Does Tobacco Use Differ by Metropolitan Status Among Young Adults Males Ages 18-34?

Purpose: With conflicting findings for the relationship between tobacco use and metropolitan status, the purpose of this study is to assess whether smoking cigarettes and chewing tobacco differs by metropolitan status for young adult males in the general population.

Methods: This cross-sectional analysis uses 2016 Behavioral Risk Factor Surveillance System (BRFSS) data for N=935 males ages 18 to 34 in Florida, Michigan, New York, and Washington. Ordered logistic regression was performed for combined state data to assess patterns in relationships between tobacco use (none vs chewing tobacco only vs smoking cigarettes only vs both) and metropolitan status while controlling health-related, demographic, and socioeconomic factors and state.

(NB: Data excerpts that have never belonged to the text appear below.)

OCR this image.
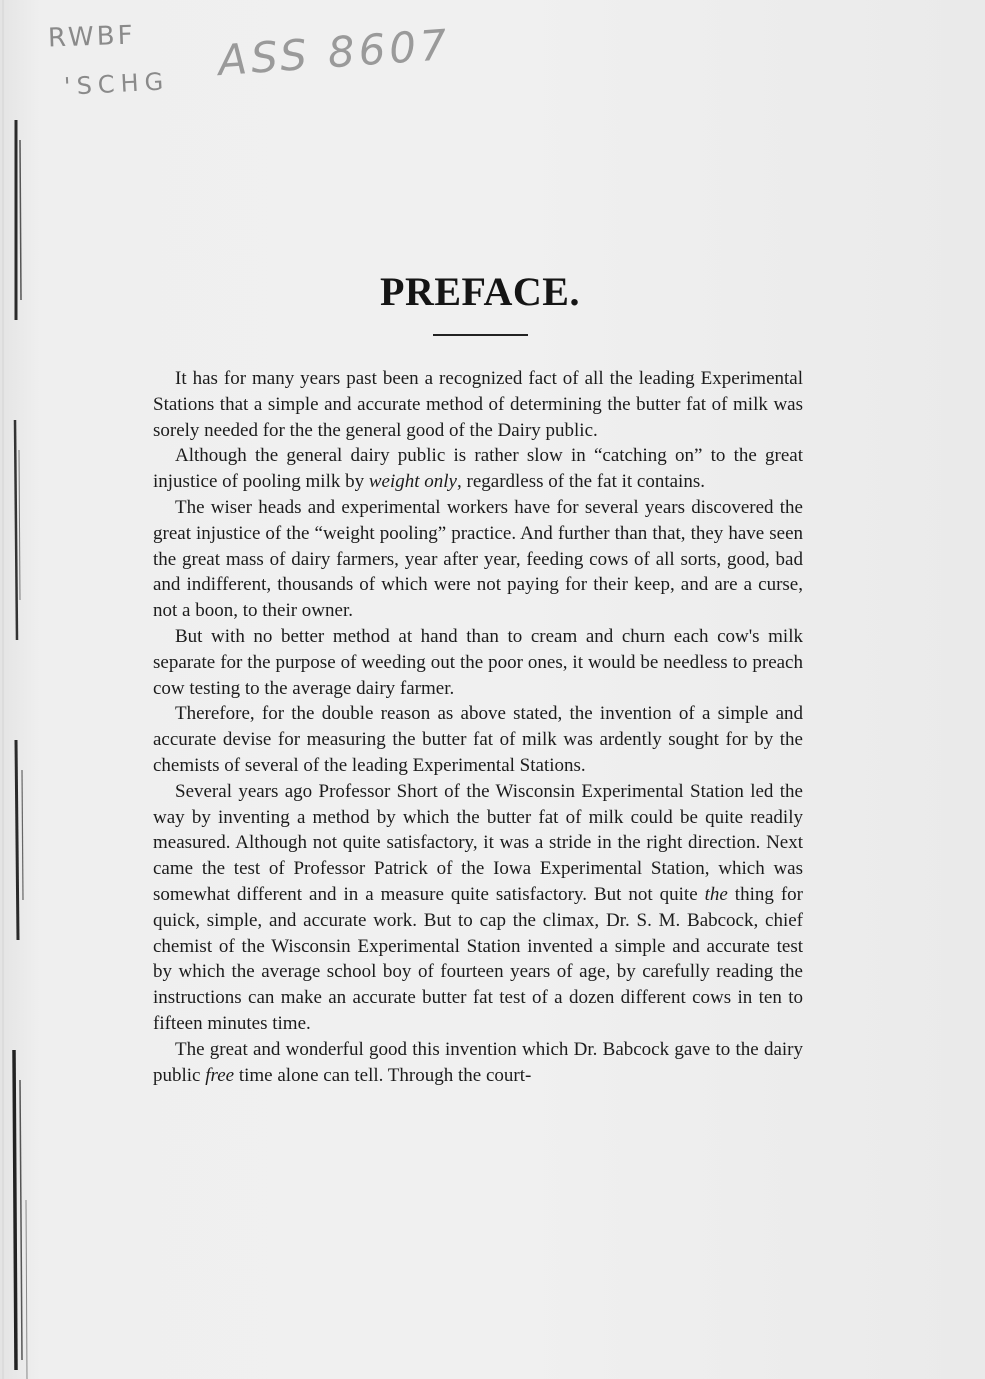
RWBF
'SCHG ASS 8607
PREFACE.

It has for many years past been a recognized fact of all the leading Experimental Stations that a simple and accurate method of determining the butter fat of milk was sorely needed for the the general good of the Dairy public.

Although the general dairy public is rather slow in “catching on” to the great injustice of pooling milk by weight only, regardless of the fat it contains.

The wiser heads and experimental workers have for several years discovered the great injustice of the “weight pooling” practice. And further than that, they have seen the great mass of dairy farmers, year after year, feeding cows of all sorts, good, bad and indifferent, thousands of which were not paying for their keep, and are a curse, not a boon, to their owner.

But with no better method at hand than to cream and churn each cow's milk separate for the purpose of weeding out the poor ones, it would be needless to preach cow testing to the average dairy farmer.

Therefore, for the double reason as above stated, the invention of a simple and accurate devise for measuring the butter fat of milk was ardently sought for by the chemists of several of the leading Experimental Stations.

Several years ago Professor Short of the Wisconsin Experimental Station led the way by inventing a method by which the butter fat of milk could be quite readily measured. Although not quite satisfactory, it was a stride in the right direction. Next came the test of Professor Patrick of the Iowa Experimental Station, which was somewhat different and in a measure quite satisfactory. But not quite the thing for quick, simple, and accurate work. But to cap the climax, Dr. S. M. Babcock, chief chemist of the Wisconsin Experimental Station invented a simple and accurate test by which the average school boy of fourteen years of age, by carefully reading the instructions can make an accurate butter fat test of a dozen different cows in ten to fifteen minutes time.

The great and wonderful good this invention which Dr. Babcock gave to the dairy public free time alone can tell. Through the court-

Results: Across states, about one-fourth of young adult males reported tobacco use (26%), with about one-fifth for smoking cigarettes only (18%), and very few for chewing tobacco only (6%) or both chewing and smoking cigarettes (3%). In this study, roughly one-third lived in urban (27%), suburban (41%) or rural (32%) areas. The results of adjusted analysis indicated that each successive level of tobacco use was moderately related to living in a suburban or rural area and moderately- to highly-related to moderate and excessive alcohol use.

Conclusion: The results of this study indicate that successive use of chewing tobacco and smoking cigarettes in young adult males in the general population is related to living in suburban or rural areas and to moderate and excessive alcohol use. In primary care, providers may expect up to one-fourth of young adult males to smoke cigarettes or chew and half to use alcohol. Because these are moderately to high-related, providers should continue to screen for tobacco and alcohol use in all young adult males, especially those living in suburban or rural communities. Clinicians should provide education and resources for tobacco cessation and substance abuse programs as necessary.